OBAMA BLUES
08 novembre 2010
Il n’est pas inhabituel aux Etats-Unis de voir un président perdre sa majorité lors des élections de mi-mandat. Ronald Reagan, Bill Clinton et bien d’autres en ont fait l’expérience deux ans après une élection confortable.
Héritier de deux guerres étrangères et d’une situation financière catastrophique, confronté à une tempête économique sans précédent, Barak Obama ne pouvait pas faire de miracles dans un délai si court. De même que les espoirs suscités par son élection étaient tout aussi démesurés que le sont les commentaires qui jettent aujourd’hui le « bébé Obama » avec l’eau du bain des « mid-term ».
Les raisons de cette défaite ont été amplement évoquées avant même de connaître le résultat sorti des urnes : la crise économique et financière et la poussée d’un chômage irréductible qui se maintient à 10% en sont les principaux facteurs. Mais l’activisme forcené de très puissants lobbies hostiles à la réforme de Wall Street et à celle de la santé conjugué avec la contestation virulente du Tea Party ancrée dans l’intolérance quand ce n’est pas l’obscurantisme et qui expriment une aversion pour tout ce que le président représente ont contribué à mobiliser un électorat conservateur. Alors que de l’autre côté, c’est la démobilisation de la classe moyenne et des pauvres inquiets de ne pas voir la lumière au bout du tunnel. Les principaux soutiens du président : les jeunes, les noirs, les femmes ont manqué à l’appel et permis la victoire républicaine notamment à la Chambre des Représentants.
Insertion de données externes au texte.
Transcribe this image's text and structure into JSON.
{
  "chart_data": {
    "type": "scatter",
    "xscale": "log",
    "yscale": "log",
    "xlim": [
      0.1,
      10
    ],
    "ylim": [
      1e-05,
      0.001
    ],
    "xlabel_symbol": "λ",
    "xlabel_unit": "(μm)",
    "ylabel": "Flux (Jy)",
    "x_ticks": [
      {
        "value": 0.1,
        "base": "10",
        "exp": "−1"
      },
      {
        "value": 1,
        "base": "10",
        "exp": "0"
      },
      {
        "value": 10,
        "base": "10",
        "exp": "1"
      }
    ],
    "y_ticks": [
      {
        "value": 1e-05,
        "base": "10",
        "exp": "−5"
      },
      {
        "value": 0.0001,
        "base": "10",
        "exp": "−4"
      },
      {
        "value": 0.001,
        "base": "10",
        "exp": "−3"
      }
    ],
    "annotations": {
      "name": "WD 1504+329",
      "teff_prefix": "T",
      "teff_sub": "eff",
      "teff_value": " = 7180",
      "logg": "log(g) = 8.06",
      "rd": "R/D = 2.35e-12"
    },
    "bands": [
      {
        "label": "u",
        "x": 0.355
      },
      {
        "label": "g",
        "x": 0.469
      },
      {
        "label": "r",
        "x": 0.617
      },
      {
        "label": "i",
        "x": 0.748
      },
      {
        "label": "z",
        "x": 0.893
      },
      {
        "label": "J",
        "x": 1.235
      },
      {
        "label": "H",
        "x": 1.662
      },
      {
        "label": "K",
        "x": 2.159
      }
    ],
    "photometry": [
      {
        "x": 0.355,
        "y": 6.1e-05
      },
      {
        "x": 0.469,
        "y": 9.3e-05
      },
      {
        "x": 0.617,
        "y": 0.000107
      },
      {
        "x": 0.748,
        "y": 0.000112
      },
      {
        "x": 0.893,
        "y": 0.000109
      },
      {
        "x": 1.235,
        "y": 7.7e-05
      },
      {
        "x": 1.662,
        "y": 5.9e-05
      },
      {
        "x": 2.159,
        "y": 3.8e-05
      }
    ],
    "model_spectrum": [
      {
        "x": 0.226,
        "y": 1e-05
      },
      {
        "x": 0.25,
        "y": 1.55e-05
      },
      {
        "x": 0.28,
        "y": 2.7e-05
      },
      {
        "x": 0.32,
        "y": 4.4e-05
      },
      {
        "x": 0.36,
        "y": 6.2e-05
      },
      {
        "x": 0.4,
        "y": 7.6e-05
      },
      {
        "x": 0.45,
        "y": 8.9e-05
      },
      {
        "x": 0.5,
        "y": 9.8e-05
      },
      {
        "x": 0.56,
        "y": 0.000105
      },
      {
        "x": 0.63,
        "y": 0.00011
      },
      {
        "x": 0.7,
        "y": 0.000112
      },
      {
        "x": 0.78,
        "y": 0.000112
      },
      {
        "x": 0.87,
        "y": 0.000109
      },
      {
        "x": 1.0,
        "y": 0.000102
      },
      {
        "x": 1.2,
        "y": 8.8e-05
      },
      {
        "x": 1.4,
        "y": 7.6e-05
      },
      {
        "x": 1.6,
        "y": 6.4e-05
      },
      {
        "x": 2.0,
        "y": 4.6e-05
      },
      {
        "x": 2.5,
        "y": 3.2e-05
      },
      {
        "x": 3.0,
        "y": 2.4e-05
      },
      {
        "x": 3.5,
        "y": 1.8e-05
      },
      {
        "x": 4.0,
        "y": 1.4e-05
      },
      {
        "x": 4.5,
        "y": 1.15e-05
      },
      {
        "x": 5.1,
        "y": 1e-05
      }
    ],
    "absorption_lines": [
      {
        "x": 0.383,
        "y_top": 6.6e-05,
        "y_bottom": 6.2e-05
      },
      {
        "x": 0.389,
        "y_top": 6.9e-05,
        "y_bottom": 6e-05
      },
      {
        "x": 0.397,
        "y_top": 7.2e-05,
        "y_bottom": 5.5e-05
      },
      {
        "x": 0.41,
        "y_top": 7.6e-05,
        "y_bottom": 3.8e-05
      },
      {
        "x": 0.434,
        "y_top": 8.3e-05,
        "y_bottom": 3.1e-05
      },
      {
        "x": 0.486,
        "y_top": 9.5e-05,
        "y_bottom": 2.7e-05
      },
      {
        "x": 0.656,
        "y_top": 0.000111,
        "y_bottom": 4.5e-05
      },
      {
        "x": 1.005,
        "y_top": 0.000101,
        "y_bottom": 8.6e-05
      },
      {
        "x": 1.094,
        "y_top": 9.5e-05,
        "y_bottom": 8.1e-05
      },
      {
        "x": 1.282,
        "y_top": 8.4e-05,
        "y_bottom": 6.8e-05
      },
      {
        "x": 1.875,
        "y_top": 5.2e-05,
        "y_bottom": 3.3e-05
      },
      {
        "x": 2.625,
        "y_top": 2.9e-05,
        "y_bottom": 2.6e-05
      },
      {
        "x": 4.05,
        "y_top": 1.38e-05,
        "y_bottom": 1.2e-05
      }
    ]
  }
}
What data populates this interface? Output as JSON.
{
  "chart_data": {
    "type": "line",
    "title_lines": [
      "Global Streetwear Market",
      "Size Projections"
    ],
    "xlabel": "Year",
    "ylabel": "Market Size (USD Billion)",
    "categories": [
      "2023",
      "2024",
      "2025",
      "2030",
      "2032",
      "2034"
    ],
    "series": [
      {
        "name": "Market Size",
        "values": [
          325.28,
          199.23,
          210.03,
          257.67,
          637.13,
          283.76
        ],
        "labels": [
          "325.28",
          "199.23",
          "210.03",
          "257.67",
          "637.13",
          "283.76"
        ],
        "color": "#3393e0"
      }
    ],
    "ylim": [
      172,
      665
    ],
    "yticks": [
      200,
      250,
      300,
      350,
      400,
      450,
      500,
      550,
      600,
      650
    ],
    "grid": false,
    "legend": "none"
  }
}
Le président a aussi sa part personnelle de responsabilité : il est apparu trop souvent comme un intellectuel froid et distant, en tout cas loin des préoccupations de ses concitoyens en difficultés ; il passe aussi pour hostile aux milieux d’affaires, moteur de l’économie du pays. Sa faiblesse aura été de se présenter comme l’homme du rassemblement et de ne pas avoir combattu le parti républicain, ravi de l’aubaine. Sa défaite électorale ne récompense pas la patience, le temps consacré à la persuasion, le respect affiché pour les adversaires les plus déterminés, le calme olympien face aux pires calomnies, le choix du compromis pour faire voter ses réformes. Et il n’est pas resté inerte. Son bilan est loin d’être anecdotique.
Et maintenant ? Une cohabitation houleuse est l’hypothèse la plus plausible. Le futur « speaker » républicain John A. Boehner et le chef de la minorité républicaine au Sénat Mitch Mac Coennell ont adopté d’emblée un ton belligérant en annonçant leur intention de réduire fortement le rôle et les dépenses de l’Etat et de revenir sur la réforme du système de santé. Autant dire que nombre de réformes ne verront pas le jour et que l’acte II de la présidence va être dorénavant et dès maintenant tourné vers la campagne de 2012. Cette cohabitation à la sauce américaine va ressembler à une situation de blocage et de paralysie de l’action législative aux Etats-Unis.
Le président a quelques moyens et atouts dans son jeu et il se révélera peut-être davantage dans l’adversité. D’autant plus que chez ses adversaires, le Tea Party, composé de personnalités ignares, farfelues, excessives et intransigeantes, complique plus qu’il ne simplifie la tâche des Républicains dont le parti connaît déjà des tensions. Le paradoxe, c’est qu’en créant une situation de blocage qui rend pratiquement nulle la possibilité de faire passer des lois ambitieuses comme sur le climat ou l’immigration, ils permettent au président de prendre du temps pour faire campagne, un exercice dans lequel il excelle.
Voilà deux années passionnantes qui s’annoncent. Avec en corollaire beaucoup de temps perdu pour le progrès des Etats-Unis, progrès bien difficile à trouver dans les thèses, l’intolérance et les anathèmes des « tea-partistes ».